不知道跑到了哪裡,也不知道跑了多久,反正非常累,後面的劍還是不肯放過我,我一直在瘋狂的奔跑。
跑的正累,我感覺渾身麻疼,猛的醒了過來,睜開眼睛映入眼眸的是一隻手掌大的蠍子。
齊奇擰着蠍子的尾巴來回晃盪着,她說:“親愛的,你醒了?讓你拿我當肉墊,讓你欺負女生。
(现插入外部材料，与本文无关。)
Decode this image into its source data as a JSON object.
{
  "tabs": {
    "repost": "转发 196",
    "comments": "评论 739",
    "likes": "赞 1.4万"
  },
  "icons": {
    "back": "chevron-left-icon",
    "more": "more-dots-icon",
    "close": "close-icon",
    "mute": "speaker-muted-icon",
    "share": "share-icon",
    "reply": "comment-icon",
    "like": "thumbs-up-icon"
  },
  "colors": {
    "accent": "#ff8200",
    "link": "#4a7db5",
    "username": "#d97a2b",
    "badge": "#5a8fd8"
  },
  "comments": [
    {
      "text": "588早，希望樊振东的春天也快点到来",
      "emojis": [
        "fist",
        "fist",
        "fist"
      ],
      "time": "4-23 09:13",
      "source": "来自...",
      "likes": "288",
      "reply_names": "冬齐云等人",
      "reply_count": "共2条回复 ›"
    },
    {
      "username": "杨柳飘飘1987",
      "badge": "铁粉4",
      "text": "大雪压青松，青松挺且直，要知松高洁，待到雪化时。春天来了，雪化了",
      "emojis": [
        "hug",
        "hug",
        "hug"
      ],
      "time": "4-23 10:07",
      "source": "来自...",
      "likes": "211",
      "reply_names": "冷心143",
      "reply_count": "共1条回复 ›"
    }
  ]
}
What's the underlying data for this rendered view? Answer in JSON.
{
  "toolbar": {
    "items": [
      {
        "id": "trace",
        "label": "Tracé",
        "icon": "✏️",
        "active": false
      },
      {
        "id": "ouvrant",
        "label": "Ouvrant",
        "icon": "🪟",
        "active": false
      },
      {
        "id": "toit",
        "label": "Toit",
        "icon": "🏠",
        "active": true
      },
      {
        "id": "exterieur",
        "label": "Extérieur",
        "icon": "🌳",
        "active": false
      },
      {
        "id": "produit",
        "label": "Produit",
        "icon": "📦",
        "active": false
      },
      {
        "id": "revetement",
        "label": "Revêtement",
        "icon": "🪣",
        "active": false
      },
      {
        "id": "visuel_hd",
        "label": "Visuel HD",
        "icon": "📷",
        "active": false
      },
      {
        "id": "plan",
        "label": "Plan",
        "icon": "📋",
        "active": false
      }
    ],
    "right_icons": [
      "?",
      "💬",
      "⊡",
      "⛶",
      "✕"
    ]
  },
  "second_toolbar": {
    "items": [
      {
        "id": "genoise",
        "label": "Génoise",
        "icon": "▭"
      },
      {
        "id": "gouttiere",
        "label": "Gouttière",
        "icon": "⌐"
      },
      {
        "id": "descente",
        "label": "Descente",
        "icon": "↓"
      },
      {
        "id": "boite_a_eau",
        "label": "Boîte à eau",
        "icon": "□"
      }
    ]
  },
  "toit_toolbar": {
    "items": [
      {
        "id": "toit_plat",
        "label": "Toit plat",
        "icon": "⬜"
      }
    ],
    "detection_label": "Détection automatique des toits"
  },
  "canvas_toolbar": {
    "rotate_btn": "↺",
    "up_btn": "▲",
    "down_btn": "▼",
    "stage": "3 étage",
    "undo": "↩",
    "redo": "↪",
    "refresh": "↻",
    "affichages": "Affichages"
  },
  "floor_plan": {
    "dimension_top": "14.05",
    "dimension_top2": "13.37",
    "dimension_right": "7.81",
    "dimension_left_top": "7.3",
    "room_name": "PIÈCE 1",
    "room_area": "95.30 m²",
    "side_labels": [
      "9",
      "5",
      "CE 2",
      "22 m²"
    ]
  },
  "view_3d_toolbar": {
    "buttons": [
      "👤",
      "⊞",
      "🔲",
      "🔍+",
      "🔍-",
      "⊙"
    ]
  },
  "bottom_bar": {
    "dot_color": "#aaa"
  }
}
”她鬆開手,蠍子落到我臉上,慢慢往領口裡爬。
她像變戲法似的又拿出一條十幾釐米長的蜈蚣,撒嬌着說:“我養的好多寵物沒地方放,你幫人家裝幾隻嘛!”
感受着蠍子在身上爬動的軌跡,我又看到她拿着蜈蚣停在老子小兄弟上空,我想開口說話,嘴巴和身體一樣麻疼的動不了。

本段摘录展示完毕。